Saçlarını biraz çekerek karşılık verdi.

"Gitmek zorundayım. Yoksa kendimi durduramam," dedi, sırtındaki elini çekip saçlarındaki elini alırken. Geri çekildiğinde yüzünü elleri arasına aldı.

Kafasını salladı.

Hayal kırıklığına uğramış gibi hissediyor ve buna anlam veremiyordu. Onu sarmalayan koku ve vücudundaki sıcaklık Jonghyun'un kapıyı açmasıyla içeri dolan soğuk havayla dağılırken aynı zamanda onu kendine getiriyordu.
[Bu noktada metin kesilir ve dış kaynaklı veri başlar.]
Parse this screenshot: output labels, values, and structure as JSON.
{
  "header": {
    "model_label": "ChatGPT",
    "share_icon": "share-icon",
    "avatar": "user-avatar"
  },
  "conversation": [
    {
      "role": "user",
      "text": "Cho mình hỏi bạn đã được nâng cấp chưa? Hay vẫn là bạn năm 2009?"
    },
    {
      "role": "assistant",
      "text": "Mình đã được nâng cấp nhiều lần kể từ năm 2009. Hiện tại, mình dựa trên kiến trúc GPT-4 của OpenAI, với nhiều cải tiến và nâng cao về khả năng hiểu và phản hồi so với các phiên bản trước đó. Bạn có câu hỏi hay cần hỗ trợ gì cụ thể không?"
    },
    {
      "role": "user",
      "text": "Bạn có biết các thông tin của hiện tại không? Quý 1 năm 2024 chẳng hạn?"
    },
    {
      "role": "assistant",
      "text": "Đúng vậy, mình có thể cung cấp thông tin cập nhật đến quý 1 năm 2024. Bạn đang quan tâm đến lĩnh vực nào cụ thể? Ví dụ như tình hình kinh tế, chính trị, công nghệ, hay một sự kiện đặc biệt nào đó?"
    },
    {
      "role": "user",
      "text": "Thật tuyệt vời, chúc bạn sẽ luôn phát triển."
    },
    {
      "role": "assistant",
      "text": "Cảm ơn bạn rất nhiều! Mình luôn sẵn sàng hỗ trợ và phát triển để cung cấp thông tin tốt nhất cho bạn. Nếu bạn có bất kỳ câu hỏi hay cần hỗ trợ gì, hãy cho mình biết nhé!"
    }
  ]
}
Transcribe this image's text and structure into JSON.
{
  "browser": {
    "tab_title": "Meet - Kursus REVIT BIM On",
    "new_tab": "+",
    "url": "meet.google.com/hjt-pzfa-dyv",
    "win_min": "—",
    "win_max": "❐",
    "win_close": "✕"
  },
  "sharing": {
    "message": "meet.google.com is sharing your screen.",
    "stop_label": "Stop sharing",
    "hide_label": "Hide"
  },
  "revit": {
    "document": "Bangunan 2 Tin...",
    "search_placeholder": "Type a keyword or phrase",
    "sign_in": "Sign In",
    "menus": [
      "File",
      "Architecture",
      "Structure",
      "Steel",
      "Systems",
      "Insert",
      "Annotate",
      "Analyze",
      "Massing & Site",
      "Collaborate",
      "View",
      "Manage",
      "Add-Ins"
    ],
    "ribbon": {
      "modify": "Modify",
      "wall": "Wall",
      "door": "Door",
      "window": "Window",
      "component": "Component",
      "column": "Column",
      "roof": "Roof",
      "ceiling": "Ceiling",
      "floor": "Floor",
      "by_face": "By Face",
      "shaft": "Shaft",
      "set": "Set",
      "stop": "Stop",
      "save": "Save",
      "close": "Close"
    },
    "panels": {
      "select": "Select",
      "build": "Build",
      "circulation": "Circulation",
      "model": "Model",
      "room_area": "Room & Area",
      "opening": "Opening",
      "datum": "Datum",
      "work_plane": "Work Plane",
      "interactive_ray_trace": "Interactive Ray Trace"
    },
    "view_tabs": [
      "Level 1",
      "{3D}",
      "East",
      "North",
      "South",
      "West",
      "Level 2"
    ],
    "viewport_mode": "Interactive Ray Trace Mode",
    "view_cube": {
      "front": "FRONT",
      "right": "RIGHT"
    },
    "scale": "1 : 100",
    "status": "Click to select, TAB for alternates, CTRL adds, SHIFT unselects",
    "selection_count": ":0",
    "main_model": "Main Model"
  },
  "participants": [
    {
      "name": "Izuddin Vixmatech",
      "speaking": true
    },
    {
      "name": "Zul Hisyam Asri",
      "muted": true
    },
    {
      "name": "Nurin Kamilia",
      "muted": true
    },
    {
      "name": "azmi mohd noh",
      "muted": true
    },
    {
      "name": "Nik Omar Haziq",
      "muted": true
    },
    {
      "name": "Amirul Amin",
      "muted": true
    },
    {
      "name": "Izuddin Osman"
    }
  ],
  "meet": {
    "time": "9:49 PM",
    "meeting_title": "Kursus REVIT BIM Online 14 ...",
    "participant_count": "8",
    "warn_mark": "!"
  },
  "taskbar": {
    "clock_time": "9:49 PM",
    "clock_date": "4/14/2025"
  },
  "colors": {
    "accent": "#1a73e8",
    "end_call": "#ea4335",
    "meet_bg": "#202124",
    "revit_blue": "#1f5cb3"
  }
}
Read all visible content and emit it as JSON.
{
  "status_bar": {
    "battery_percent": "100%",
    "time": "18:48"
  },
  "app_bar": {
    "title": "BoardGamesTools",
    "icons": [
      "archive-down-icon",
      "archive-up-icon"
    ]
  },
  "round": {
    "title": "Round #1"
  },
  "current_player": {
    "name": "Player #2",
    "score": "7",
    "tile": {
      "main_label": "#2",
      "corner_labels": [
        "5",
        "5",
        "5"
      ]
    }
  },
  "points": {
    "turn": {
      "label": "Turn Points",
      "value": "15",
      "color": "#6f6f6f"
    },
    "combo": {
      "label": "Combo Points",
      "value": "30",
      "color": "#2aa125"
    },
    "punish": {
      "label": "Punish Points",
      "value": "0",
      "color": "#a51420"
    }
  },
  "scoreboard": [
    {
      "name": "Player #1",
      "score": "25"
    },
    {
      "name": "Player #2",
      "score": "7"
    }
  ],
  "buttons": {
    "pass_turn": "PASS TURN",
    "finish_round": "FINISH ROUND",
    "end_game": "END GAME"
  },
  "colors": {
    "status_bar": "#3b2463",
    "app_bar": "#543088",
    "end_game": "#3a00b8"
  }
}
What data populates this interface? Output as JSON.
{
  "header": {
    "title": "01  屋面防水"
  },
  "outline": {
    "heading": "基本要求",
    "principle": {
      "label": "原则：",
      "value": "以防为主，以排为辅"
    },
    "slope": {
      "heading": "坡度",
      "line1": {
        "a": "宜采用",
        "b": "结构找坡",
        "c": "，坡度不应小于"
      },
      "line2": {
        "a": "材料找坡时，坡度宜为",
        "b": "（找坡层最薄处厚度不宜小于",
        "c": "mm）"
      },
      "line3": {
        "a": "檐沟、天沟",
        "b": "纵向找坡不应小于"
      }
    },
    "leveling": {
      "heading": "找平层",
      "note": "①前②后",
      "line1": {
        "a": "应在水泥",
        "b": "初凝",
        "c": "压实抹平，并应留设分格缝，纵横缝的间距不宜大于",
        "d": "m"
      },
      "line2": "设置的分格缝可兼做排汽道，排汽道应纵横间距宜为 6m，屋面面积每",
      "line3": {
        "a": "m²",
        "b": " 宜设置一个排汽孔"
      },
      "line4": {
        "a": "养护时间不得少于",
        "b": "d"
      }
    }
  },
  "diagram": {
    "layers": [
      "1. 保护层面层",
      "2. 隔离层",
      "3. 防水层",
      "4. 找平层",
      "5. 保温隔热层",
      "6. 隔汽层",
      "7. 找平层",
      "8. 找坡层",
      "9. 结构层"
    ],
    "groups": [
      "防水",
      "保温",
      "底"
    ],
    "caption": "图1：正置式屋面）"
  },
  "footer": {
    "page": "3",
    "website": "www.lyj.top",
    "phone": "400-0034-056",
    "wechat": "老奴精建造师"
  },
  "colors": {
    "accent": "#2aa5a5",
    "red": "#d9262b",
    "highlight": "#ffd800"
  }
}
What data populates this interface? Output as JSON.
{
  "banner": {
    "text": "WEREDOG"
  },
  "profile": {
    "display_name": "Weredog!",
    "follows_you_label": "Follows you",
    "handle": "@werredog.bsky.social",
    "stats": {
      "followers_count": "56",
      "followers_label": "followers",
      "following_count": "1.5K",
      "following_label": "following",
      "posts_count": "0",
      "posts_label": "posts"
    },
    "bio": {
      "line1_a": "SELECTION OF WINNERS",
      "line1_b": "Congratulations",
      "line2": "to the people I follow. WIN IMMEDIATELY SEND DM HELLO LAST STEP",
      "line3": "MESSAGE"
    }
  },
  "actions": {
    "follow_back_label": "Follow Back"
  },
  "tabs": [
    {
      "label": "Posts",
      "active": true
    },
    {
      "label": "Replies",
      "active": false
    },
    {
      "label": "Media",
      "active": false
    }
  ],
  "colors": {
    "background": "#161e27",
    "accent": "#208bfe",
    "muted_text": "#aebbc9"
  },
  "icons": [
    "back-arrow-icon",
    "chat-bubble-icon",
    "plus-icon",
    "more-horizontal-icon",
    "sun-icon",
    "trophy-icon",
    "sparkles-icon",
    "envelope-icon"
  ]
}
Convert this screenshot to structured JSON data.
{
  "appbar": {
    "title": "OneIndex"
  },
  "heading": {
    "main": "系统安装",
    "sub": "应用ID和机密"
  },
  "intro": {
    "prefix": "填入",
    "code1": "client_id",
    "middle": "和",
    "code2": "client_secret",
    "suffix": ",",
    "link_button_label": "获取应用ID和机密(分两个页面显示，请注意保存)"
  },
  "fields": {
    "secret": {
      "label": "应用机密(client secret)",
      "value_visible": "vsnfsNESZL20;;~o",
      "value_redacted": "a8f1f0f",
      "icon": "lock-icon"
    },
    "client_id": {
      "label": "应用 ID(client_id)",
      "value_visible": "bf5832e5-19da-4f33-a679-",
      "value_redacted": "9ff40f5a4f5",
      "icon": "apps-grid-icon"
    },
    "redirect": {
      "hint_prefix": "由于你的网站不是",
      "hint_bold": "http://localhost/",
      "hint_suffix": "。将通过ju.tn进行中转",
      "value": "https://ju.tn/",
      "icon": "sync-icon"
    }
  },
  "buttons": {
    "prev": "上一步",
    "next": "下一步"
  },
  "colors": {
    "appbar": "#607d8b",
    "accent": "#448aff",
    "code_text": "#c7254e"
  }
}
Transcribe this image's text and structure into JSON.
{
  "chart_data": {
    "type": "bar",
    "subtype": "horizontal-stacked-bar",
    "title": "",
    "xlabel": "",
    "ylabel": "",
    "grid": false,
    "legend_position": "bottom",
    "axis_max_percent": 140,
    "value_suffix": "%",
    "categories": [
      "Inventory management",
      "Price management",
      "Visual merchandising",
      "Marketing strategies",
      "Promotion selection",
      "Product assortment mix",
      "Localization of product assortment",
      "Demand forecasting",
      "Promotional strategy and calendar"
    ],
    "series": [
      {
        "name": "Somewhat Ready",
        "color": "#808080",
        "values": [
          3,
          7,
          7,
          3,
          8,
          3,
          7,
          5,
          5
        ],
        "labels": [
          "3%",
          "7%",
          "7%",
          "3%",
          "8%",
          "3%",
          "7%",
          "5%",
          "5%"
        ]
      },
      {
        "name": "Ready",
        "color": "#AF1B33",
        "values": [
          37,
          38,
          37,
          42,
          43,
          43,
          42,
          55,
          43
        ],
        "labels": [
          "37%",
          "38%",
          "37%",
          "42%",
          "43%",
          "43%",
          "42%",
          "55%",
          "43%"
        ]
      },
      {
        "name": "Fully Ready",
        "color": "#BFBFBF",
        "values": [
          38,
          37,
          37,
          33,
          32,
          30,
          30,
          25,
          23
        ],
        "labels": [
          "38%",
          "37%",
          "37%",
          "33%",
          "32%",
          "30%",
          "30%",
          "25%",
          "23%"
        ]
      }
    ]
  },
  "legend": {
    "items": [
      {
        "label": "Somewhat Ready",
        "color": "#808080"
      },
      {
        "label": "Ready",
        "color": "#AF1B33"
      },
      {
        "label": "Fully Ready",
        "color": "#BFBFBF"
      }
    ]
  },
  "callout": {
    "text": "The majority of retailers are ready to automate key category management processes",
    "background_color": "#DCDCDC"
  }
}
Jonghyun arkasına dönmeden kapıyı kapatıp şirkete giderken onu izledi. Başı öne eğik adımlarını izliyor gibiydi. Şirketin kapısına kadar gitti. İçeri girmeden ona dönüp arabanın olduğu yere baktı. Camlardaki film sebebi ile onu göremediğini biliyordu fakat yine de el sallamak istedi. Jonghyun dudaklarında hafif bir tebessümle içeri girdi.

Sae Eun'ın hala dalgın bir şekilde o tarafa bakıyorken telefonuna gelen bildirim sesiyle kendine geldi.

Kimden: Jong Hyun-sshi
"Aşamalara odaklanmamak konusunda haklısın sanırım. Eğer hislerimde yanılmıyorsam az önce mutluydum. Teşekkür ederim Sae Eun-sshi. Artık mutlu olmak için ne yapmam gerektiğini biliyorum."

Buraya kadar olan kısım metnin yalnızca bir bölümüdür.